- Born: 18 October 1881 Tiflis, Tiflis Governorate, Russian Empire
- Died: 10 November 1954 (aged 73) Tbilisi, Georgian SSR, Soviet Union
- Occupation: Actor
- Years active: 1898–1954

= Gevorg Pirumyan =

Armenian actor (1881–1954)

Gevorg Nikoghayosi Pirumyan (Գևորգ Փիրումյան; გევორგ ფირუმიანი; 18 October 1881 – 10 November 1954) was an Armenian actor. One of the founders of the Armenian state drama theatre in Tbilisi, he was named a People's Artist of the Georgian SSR in 1947.

== Career ==
Pirumyan was born on 18 October 1881 in Tiflis and studied at the Nersisian School there.

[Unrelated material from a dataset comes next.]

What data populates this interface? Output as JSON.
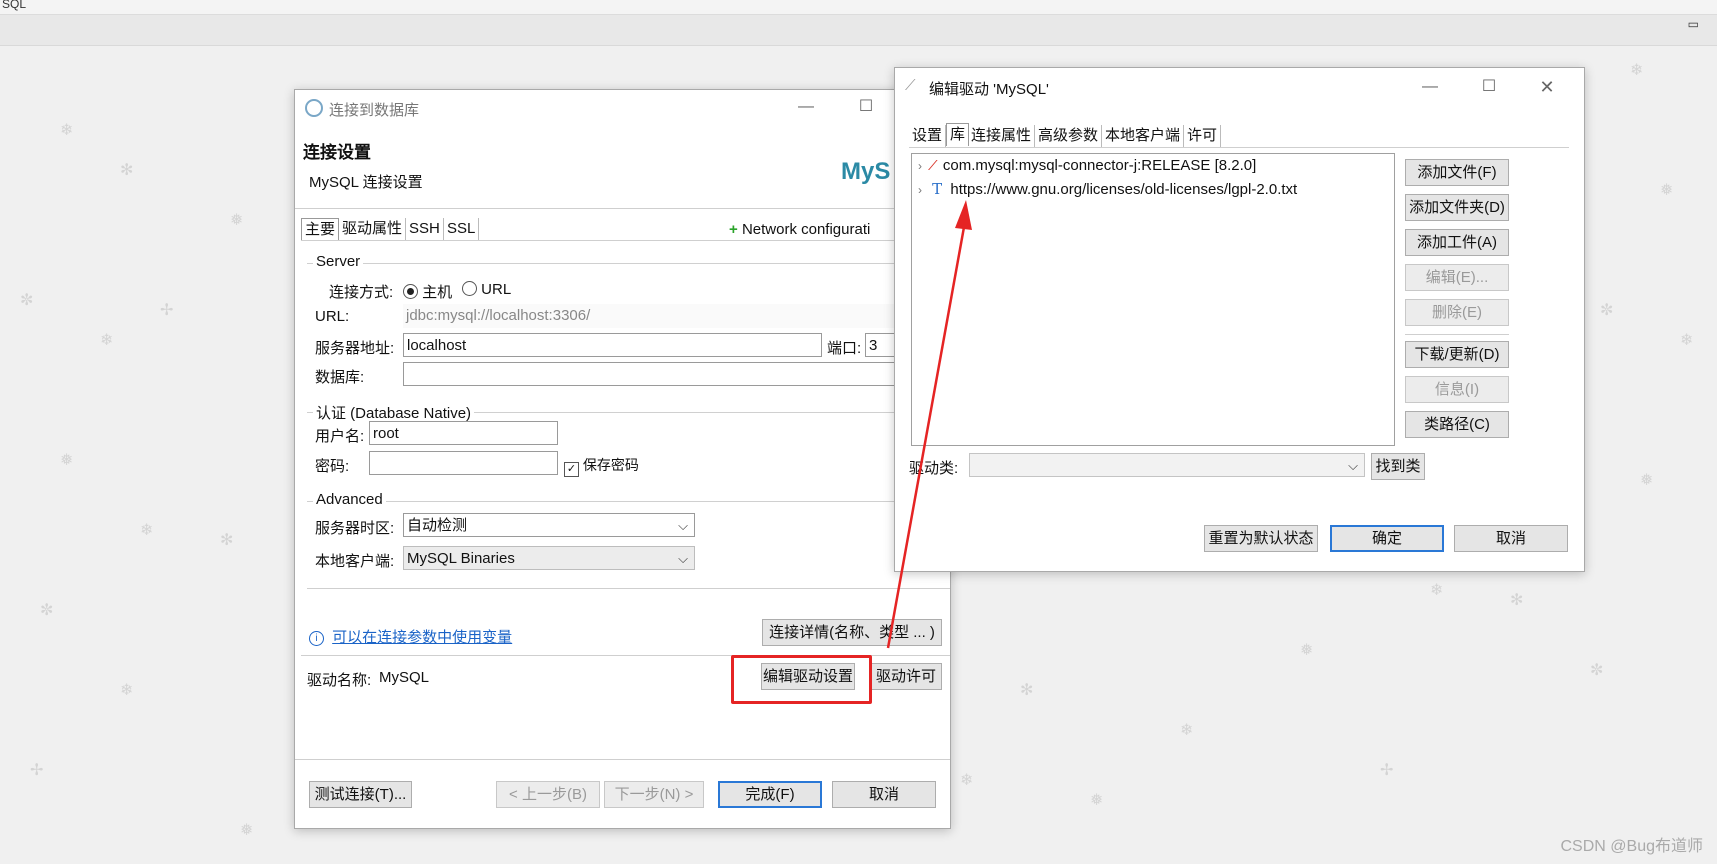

He made his stage debut in 1898 and performed in the people's theatres of Tiflis, and between 1904 and 1918 organised and led Armenian–Georgian drama and operetta companies.

In 1921 he became one of the founders of the Armenian State Drama Theatre in Tbilisi (now the Petros Adamian Tbilisi State Armenian Drama Theatre), where he worked for the rest of his life, playing dramatic and character roles in both Armenian and Georgian. Among his roles were several parts in Sundukyan's Pepo and Khatabala, Shmaga in Ostrovsky's Guilty Without Guilt, and Luka in Gorky's The Lower Depths.